I was often called to electrical problems following a storm. In one case, the lady said some of her receptacles aren't working. Then she took me down the yard, about a hundred feet from the house, to where a huge tree had a 2" strip of bark burned off both sides of the trunk by a lightning strike. Her deceased husband had installed a yard light on that tree (illegal). The wire was a long extension cord which ran into a shed, and he used to plug it into a receptacle, but it hadn't been plugged in, it was just hanging near a fridge. The fridge was plugged into the receptacle.
The lightning followed that cord down the tree, into the shed, jumped from the plug and peppered a bunch of small holes in the side of the fridge.

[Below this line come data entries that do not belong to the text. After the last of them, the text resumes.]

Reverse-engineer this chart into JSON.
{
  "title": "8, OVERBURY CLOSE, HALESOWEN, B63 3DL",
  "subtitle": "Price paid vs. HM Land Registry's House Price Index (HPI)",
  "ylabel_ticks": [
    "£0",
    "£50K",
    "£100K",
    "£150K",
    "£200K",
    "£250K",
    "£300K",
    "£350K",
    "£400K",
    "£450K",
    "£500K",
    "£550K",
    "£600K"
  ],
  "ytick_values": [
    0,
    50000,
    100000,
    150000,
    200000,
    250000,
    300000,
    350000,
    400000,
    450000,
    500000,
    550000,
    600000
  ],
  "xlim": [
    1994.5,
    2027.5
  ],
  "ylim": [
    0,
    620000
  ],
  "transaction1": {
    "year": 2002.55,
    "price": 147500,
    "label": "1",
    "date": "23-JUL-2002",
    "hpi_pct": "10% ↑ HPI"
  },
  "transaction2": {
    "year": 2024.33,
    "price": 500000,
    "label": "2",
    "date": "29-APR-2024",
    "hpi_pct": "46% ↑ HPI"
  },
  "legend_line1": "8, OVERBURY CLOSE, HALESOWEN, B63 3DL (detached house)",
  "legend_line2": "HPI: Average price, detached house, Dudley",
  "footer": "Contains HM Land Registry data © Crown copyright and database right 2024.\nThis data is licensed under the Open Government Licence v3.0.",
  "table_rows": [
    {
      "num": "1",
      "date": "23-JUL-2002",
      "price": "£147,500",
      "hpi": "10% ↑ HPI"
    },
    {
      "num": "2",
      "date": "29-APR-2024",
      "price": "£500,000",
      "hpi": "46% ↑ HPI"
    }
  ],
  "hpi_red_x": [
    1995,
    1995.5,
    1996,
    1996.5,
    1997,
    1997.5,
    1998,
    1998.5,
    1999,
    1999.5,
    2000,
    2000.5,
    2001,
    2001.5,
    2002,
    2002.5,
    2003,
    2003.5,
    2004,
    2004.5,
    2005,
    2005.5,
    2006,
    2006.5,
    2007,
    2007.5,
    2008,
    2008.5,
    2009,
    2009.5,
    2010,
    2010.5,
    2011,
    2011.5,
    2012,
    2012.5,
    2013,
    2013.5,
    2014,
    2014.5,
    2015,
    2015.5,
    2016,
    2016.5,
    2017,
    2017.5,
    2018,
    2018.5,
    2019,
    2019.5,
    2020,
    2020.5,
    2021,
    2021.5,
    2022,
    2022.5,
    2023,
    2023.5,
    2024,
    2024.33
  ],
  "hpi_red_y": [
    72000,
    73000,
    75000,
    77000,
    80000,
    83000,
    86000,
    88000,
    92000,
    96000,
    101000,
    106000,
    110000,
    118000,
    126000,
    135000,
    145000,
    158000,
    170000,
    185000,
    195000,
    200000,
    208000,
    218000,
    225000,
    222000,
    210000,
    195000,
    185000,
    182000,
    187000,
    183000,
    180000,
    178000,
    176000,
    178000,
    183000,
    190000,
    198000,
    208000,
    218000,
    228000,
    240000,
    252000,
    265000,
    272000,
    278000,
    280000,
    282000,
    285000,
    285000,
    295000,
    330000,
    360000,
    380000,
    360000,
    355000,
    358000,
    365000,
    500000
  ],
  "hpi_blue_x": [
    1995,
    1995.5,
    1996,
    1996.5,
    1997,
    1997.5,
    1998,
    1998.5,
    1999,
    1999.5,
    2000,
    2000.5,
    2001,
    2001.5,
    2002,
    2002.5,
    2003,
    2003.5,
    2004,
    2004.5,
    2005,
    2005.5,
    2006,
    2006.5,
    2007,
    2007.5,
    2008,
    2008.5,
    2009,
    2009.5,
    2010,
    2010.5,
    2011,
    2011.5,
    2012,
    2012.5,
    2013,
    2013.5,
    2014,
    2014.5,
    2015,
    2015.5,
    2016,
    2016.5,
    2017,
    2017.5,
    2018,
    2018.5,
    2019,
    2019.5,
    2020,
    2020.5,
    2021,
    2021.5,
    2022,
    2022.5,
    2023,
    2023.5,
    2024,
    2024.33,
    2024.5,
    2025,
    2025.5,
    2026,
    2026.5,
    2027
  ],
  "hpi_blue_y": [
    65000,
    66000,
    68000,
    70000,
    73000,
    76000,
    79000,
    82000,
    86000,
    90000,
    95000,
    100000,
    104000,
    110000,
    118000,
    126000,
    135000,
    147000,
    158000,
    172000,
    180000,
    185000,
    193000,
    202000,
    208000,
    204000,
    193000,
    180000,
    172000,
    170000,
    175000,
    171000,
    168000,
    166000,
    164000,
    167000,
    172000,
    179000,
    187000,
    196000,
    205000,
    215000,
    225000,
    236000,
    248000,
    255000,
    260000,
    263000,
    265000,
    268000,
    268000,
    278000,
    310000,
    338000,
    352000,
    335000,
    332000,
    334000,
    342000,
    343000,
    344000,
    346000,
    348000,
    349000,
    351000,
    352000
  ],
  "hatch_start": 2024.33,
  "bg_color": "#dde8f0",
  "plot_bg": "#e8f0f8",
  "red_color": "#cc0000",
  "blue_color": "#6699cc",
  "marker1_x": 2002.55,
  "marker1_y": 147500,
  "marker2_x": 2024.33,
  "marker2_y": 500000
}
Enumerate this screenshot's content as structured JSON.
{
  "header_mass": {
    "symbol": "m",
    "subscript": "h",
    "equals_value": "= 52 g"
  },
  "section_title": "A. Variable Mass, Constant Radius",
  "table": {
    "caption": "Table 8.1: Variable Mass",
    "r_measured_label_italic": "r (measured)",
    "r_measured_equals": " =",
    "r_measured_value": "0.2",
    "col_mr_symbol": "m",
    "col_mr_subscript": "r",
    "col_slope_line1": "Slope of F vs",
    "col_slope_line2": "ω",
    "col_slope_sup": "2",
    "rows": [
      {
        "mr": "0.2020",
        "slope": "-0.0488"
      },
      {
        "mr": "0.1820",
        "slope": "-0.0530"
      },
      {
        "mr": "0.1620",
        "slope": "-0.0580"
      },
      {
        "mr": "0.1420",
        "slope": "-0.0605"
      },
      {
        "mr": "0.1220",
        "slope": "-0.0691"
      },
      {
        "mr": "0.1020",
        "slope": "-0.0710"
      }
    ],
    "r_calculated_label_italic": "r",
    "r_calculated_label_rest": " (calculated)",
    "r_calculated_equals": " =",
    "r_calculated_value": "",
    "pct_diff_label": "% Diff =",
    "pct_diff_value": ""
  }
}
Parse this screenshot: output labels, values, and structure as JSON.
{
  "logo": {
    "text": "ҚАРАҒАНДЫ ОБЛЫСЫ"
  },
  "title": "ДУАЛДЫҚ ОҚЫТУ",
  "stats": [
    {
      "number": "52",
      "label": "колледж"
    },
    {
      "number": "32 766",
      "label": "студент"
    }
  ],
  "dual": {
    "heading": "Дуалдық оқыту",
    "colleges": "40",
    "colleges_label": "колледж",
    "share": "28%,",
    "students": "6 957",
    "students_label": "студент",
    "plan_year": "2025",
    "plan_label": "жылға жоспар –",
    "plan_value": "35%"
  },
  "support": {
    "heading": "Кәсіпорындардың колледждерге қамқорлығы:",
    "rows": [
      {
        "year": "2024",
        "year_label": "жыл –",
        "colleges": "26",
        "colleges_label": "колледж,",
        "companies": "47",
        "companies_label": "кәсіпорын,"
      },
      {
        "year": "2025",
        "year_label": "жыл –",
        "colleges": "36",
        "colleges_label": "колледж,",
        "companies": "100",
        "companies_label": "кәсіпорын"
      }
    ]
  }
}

The lightning then followed the fridge cord and into the circuit that ran underground to the house. It continued on into the breaker panel and was then distributed to the various receptacles. All of the receptacles were working, but the appliances weren't. She lost her small appliances and her stereo system and TV.
She asked me to write the bill, saying it was a power company fault, but I declined to do that. She intended to claim on the house insurance, but if the insurance company investigated and found it was due to lightning, I'd have been in trouble. My license was at stake, and I don't like to lie, anyway. I felt bad for her, and maybe the insurance took care of her.
In another case, a man had a disused TV tower by the corner of his house, about three feet from the house. There was no cable on the tower to conduct the lightning into the house. Lightning hit the tower and jumped across to a receptacle near the corner of the room. It blew the receptacle out of the wall, but no other damage. The following year, the same thing happened again, and that's when he decided to take the tower down.